—Estoy muriendo, mi nena, y el tiempo me ha perdonado… Anda,
ven, que quiero compartir contigo las cosas de mi pasado, en señal de
despedida, cual secreto confesado.
Recuerdo
cuando me dijiste que yo era el hombre esperado, que la llama de mis ojos era
como el pebetero aquel, de aromas enjabonados.
Traías un vestido blanco y el cabello alborotado, sin maquillaje
perfecto, pero el rostro iluminado. Ya luego pues…, me conquistaron tus ojos, y
lo rojo de tus labios.
Caminaba muy erguido, no me pesaban los años, y a través de mis
suspiros te hacía llegar mis regalos… ¡Ay,
ay!… Espera un poco, mi nena, los dolores regresaron, inyéctame más morfina
porque aún no he terminado… Así, eso es, así, ya empieza a surtir su efecto,
sólo es cuestión de un momento para sentirme aliviado.

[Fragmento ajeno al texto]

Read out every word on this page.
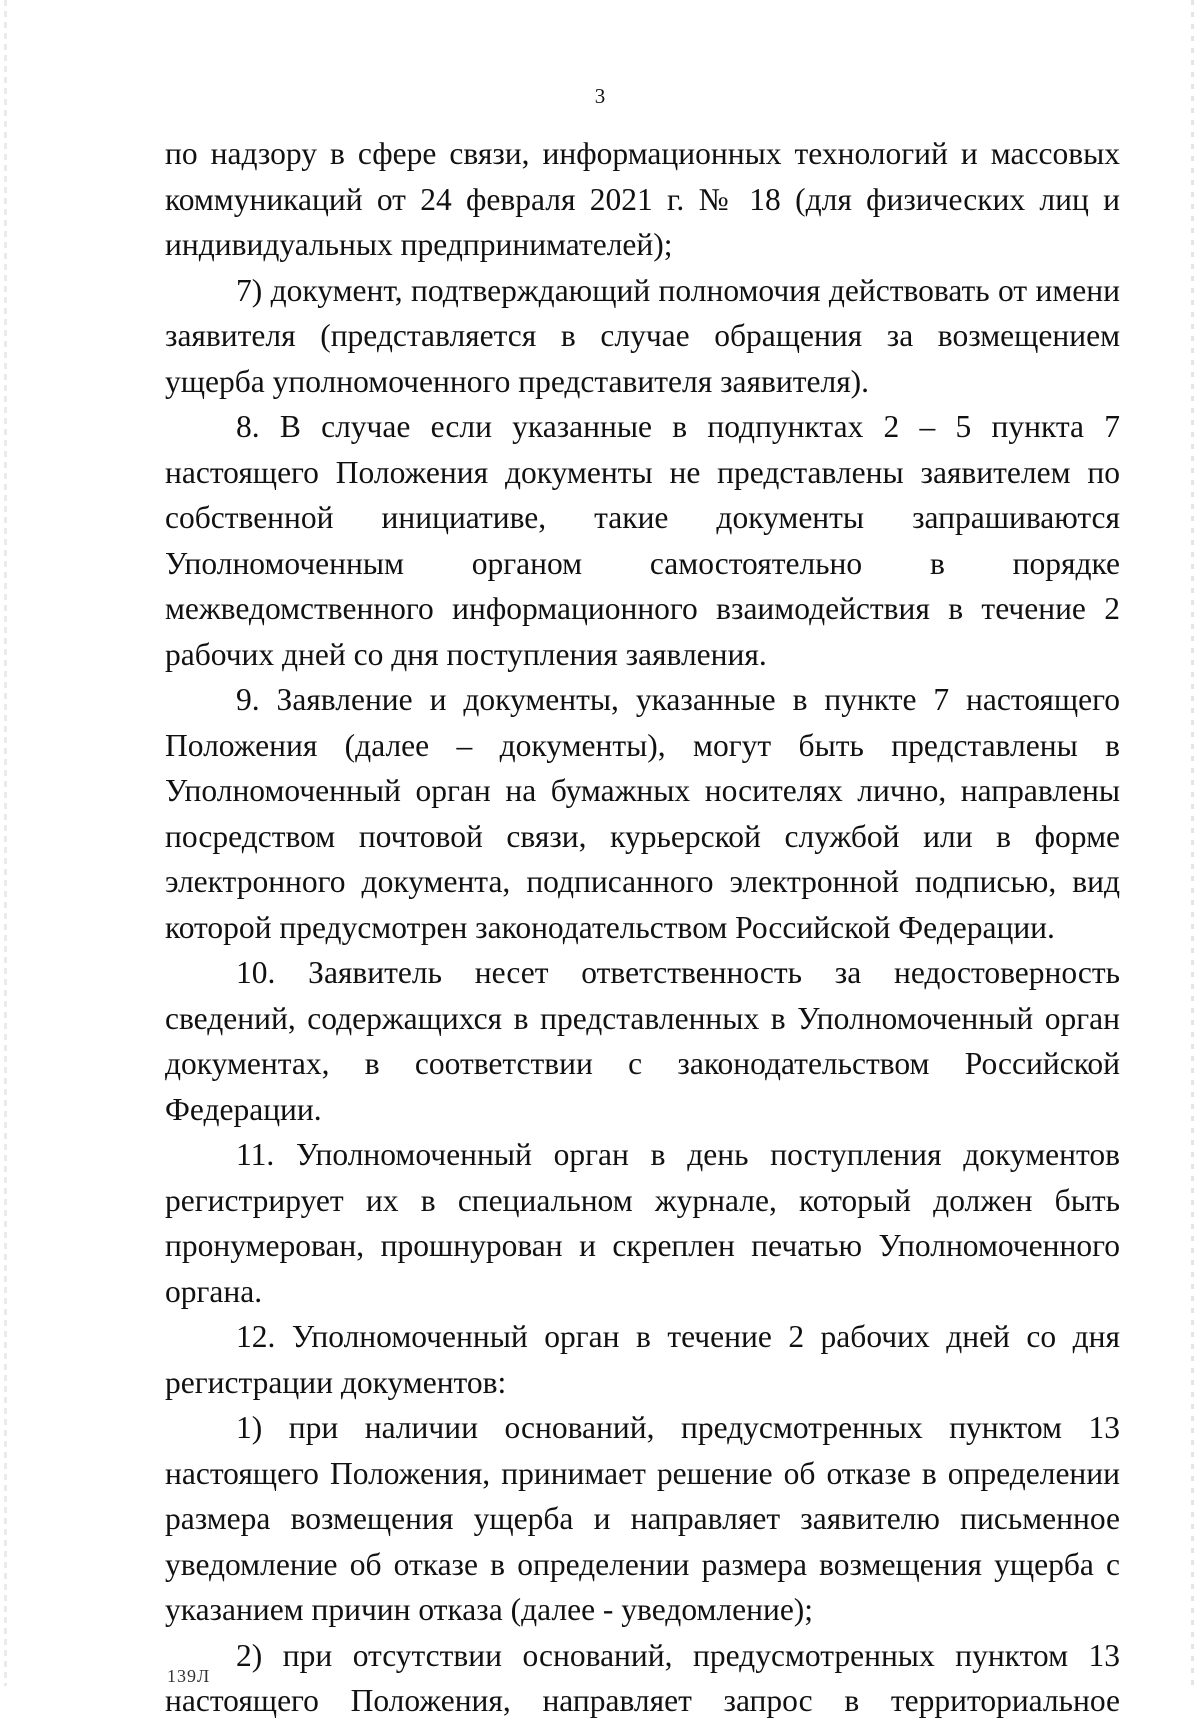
3

по надзору в сфере связи, информационных технологий и массовых коммуникаций от 24 февраля 2021 г. № 18 (для физических лиц и индивидуальных предпринимателей);

7) документ, подтверждающий полномочия действовать от имени заявителя (представляется в случае обращения за возмещением ущерба уполномоченного представителя заявителя).

8. В случае если указанные в подпунктах 2 – 5 пункта 7 настоящего Положения документы не представлены заявителем по собственной инициативе, такие документы запрашиваются Уполномоченным органом самостоятельно в порядке межведомственного информационного взаимодействия в течение 2 рабочих дней со дня поступления заявления.

9. Заявление и документы, указанные в пункте 7 настоящего Положения (далее – документы), могут быть представлены в Уполномоченный орган на бумажных носителях лично, направлены посредством почтовой связи, курьерской службой или в форме электронного документа, подписанного электронной подписью, вид которой предусмотрен законодательством Российской Федерации.

10. Заявитель несет ответственность за недостоверность сведений, содержащихся в представленных в Уполномоченный орган документах, в соответствии с законодательством Российской Федерации.

11. Уполномоченный орган в день поступления документов регистрирует их в специальном журнале, который должен быть пронумерован, прошнурован и скреплен печатью Уполномоченного органа.

12. Уполномоченный орган в течение 2 рабочих дней со дня регистрации документов:

1) при наличии оснований, предусмотренных пунктом 13 настоящего Положения, принимает решение об отказе в определении размера возмещения ущерба и направляет заявителю письменное уведомление об отказе в определении размера возмещения ущерба с указанием причин отказа (далее - уведомление);

2) при отсутствии оснований, предусмотренных пунктом 13 настоящего Положения, направляет запрос в территориальное

139Л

Cuántas veces discutimos, ¿lo recuerdas?, fueron muchas, pero
siempre coincidimos que era mejor olvidarlo, porque el calor que sentimos es de
dos enamorados.
—Descansa, te miras muy agotado, si quieres yo te platico de lo
que traigo guardado. ¿Te acuerdas de don Patricio? El hijo del hacendado —¿el
que te mandaba flores con el hijo de su criado?—. Ese mismo…, pues bien. El día
que te pusiste enfermo a causa de la tifoidea, no teníamos ningún centavo.
Yo estaba desesperada, y ni como remediarlo. Me fui corriendo
hacia el pueblo para conseguir prestado, y me encontré a don Patricio, andaba
todo embriagado.
Le conté lo que pasaba, y al mirar mi sufrimiento…, me dijo
"asunto arreglado". «¡Vámonos pa la bodega, allá te doy el dinero.»
Lo vi muy entusiasmado.
Cuando entramos al negocio cerró con llave la puerta, y en un
acto despiadado me quiso tomar con fuerza. Me rasgó toda la ropa dejándola
hecha jirones, y me abrazó con lujuria mostrando sus intenciones… Logré
zafarme, después de cien empellones.
No pude salir corriendo, ¡la puerta estaba atrancada! Yo tenía
que defenderme para no ser mancillada…, cogí un cuchillo, de forma disimulada,
escondiéndolo en mi falda para no ser delatada. «Así me gustan las hembras, para quitarles las bragas»..., decía el
maldito.
Yo estaba muy asustada, pero lo enfrenté valiente... —¡Anda,
macho, yo también estoy caliente!—. Al escuchar mis palabras se desvistió dando
tumbos, y yo para motivarlo le mostré mis blancos muslos…, ya no pudo contenerse,
su cuerpo se me vino encima, ¡y le clavé aquel cuchillo!, me convertí en asesina.
¡¡Tomé
la llave, salí corriendo!! Y aquí me tienes, mi negro; porque te sigo queriendo.